Petrofac reports higher half year profit, wins $600 million contract

Petrofac reports higher half year profit, wins $600 million contract
Copyright 
By Reuters
Share this articleComments
Share this articleClose Button

(Reuters) - Petrofac Ltd's <PFC.L> profit jumped about 20 percent in the first half of 2018, led by stronger demand for oilfield services, the British-listed firm said on Wednesday, while also announcing a $600 million engineering contract in Algeria.

To increase focus on its core operations of onshore engineering, drilling and other oilfield services, Petrofac has sold off roughly $800 million in mostly oil-producing assets this year alone.

The company said it was returning 12.7 pence per share to investors in an interim dividend, identical to the amount it paid out a year ago.

Petrofac's refocus on its core service business follows a troubled series of investments in oil production and has come at a time when energy producers have begun to spend more thanks to a recovery in crude prices, ending a period of aggressive cost cuts by producers.
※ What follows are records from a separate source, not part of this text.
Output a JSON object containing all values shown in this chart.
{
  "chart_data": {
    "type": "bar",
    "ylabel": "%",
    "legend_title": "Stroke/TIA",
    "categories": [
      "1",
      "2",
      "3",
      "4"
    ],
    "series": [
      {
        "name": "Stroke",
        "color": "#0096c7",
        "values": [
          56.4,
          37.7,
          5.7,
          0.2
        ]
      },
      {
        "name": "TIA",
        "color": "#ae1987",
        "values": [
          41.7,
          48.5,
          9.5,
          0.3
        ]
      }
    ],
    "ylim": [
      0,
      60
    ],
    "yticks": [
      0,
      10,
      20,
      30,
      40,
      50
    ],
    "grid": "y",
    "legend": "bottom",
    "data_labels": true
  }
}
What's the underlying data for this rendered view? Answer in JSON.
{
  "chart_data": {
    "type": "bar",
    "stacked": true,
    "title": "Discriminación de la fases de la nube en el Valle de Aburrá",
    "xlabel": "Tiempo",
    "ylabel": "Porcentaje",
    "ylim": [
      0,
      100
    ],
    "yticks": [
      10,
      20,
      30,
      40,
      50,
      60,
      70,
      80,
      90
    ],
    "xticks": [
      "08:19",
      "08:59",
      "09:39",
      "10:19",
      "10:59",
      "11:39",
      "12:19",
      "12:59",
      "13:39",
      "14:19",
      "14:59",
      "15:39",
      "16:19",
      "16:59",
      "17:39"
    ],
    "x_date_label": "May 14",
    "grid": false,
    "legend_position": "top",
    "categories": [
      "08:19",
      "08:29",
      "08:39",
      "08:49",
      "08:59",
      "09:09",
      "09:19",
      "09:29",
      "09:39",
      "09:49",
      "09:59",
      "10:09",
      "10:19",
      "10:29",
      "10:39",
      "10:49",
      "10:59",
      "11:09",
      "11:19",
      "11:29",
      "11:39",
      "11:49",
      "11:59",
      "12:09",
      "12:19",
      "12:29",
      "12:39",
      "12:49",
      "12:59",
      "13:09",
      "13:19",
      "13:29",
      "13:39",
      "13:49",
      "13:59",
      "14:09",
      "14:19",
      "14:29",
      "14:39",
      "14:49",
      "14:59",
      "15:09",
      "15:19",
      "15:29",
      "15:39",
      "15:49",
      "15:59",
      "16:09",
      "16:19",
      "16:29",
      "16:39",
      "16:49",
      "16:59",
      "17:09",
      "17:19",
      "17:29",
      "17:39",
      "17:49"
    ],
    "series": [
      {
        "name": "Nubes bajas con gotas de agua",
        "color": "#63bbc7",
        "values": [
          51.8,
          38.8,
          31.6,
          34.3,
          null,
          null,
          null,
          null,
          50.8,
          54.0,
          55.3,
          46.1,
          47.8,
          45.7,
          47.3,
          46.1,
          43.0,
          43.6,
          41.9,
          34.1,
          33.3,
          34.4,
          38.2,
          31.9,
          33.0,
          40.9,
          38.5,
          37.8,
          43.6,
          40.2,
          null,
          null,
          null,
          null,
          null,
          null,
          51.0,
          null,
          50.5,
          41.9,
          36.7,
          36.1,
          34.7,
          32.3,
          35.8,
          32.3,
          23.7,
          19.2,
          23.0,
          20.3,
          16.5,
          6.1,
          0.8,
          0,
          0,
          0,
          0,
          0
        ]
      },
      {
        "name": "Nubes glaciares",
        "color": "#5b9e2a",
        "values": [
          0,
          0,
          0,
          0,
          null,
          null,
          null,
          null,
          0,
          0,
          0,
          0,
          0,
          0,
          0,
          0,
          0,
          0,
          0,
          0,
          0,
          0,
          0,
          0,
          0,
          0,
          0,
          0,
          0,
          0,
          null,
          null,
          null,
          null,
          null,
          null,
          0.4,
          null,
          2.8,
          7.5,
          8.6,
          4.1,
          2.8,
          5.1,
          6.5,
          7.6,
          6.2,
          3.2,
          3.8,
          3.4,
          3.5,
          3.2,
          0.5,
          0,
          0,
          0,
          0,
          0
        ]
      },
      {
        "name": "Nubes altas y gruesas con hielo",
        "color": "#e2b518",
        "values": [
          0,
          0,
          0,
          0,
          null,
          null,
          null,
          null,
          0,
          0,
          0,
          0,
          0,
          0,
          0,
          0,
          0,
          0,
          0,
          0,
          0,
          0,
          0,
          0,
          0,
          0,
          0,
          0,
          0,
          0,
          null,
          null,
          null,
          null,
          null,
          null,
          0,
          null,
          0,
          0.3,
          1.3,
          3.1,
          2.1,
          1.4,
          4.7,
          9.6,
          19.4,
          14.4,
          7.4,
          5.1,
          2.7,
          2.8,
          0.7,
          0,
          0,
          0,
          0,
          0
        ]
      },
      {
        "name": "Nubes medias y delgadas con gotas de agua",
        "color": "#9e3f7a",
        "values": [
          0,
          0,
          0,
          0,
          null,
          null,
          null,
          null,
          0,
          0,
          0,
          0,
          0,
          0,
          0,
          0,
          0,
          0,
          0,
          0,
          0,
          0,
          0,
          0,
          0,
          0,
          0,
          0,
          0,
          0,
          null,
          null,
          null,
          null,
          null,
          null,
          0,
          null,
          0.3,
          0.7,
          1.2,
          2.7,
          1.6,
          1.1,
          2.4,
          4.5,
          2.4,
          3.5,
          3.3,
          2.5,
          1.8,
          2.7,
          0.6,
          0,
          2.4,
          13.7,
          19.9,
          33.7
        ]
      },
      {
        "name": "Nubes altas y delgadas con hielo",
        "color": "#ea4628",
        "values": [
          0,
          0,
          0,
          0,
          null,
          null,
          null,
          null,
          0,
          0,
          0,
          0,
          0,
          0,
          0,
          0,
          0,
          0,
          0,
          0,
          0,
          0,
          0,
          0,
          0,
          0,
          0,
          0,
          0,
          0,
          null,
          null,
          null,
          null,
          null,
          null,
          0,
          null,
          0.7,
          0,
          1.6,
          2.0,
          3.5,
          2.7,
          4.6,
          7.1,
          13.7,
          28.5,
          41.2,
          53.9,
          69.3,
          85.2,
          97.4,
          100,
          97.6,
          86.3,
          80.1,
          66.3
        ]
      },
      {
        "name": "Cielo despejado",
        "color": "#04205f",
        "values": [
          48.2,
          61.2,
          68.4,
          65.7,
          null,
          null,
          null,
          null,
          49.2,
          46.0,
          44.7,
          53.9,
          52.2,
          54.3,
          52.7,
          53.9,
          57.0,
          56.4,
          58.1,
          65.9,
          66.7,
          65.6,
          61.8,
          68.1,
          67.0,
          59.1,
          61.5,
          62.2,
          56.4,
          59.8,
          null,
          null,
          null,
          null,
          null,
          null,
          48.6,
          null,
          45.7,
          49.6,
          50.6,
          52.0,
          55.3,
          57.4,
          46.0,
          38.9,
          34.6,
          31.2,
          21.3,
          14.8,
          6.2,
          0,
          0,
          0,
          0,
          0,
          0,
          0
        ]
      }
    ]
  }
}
The company, which designs, builds, operates and maintains oil and gas facilities, said its order book rose 22.2 percent to $3.3 billion at the end of the first half of 2018, thanks to its shift in strategy.

It said it was trading in line with expectations in its core businesses.

The group is well placed on several bids due for award before the end of the year, it said. Petrofac also said separately it had won a contract worth $600 million at Algerian state-owned company Sonatrach to provide engineering, procurement and construction services in the North African country.

Petrofac's net profit, excluding a more than $200 million expense related to the sale of some oil-producing assets, climbed to $190 million in the six months ended June 30, from $158 million a year earlier. Including the charge, Petrofac reported a net loss of $17 million, compared with a profit of $70 million a year earlier.